Our regular feature, brought to you in association with Strange Nature Gin from New Zealand, celebrates memorable scenes, moments, launches and campaigns related to the global aviation and travel retail sphere.
HONG KONG, CHINA. Just about every time I visit Hong Kong International Airport (HKIA) I see something new in the retail and/or food & beverage offer, writes Martin Moodie, and this week was no exception.
Today’s image selection shows the recently opened Godiva Café in the landside departures zone. It’s now six years since the premium Belgian chocolate brand opened its first Café – sprouting, as it were, in Brussels, the brand’s birthplace – and since then the concept has gained rapid traction around the globe.
In 2019, the company revealed plans to open 2,000 further Cafés worldwide, building on a then 50-strong presence. The COVID-19 pandemic changed all that, as it did for HKIA, so it’s good to see both enterprises firmly back on track and collaborating in an important enhancement of an already eclectic and high-quality F&B offer.

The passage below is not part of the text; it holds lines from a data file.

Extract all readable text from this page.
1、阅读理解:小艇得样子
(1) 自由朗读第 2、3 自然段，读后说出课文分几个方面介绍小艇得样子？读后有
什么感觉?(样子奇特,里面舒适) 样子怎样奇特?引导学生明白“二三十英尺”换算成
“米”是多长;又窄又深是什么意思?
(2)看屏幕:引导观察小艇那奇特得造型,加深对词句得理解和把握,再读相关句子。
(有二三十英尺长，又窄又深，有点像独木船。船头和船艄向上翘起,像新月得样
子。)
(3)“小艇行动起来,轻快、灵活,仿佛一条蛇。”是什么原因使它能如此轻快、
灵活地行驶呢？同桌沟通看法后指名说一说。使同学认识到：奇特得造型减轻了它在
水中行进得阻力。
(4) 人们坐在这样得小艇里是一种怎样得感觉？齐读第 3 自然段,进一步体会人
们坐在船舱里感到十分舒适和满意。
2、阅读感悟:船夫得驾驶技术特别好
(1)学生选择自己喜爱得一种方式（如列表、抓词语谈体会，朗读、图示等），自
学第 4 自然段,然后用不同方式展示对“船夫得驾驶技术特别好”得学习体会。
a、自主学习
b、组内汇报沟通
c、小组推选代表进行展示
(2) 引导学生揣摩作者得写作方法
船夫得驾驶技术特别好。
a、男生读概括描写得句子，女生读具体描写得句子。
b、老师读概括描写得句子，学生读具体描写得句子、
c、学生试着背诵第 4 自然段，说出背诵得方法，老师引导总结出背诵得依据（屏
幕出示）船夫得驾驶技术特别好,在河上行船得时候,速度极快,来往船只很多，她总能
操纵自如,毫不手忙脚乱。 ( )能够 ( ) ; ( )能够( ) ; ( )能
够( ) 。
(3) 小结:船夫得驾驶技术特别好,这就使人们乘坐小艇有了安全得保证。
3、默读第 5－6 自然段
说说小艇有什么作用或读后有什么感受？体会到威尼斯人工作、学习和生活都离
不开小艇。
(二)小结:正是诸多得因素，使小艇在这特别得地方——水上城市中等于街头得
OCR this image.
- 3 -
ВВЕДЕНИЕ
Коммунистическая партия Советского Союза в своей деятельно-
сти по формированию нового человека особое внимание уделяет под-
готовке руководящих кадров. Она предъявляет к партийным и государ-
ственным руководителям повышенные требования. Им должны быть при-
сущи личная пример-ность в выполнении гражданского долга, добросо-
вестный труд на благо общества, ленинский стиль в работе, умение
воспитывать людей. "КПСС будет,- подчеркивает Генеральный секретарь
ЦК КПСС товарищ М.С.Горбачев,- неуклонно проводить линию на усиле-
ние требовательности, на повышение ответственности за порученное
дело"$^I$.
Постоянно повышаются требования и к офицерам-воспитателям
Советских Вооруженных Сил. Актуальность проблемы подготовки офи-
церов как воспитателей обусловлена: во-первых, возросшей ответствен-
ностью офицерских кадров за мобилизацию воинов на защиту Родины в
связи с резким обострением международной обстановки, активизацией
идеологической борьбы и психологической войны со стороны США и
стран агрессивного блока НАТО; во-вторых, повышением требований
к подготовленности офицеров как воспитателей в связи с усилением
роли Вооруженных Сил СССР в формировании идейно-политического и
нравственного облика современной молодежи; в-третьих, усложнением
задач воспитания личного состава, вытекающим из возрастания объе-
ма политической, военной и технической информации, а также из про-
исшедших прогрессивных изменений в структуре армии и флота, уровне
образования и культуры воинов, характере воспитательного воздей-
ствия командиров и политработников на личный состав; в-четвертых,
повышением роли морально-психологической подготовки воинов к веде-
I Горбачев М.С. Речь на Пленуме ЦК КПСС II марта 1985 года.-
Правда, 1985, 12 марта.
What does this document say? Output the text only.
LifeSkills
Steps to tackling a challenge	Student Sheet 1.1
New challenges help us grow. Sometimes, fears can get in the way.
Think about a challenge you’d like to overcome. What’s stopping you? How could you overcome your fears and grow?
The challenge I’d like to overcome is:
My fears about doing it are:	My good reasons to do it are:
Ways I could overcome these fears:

The HKIA Godiva Café offers a mix of dining and retail choices, the former including a range of four types of Croiffle – a Godiva-patented fusion of croissant and waffle. Coffee, tea, water, chocolate drinks and shakes are available, as are, of course, chocolates, loose and packaged. And delicious.
The challenge for Godiva, as for any chocolate (or fashion, luxury or drinks) brand opening a café is not to dilute the hard-won allure of the original product with an inferior extended offer.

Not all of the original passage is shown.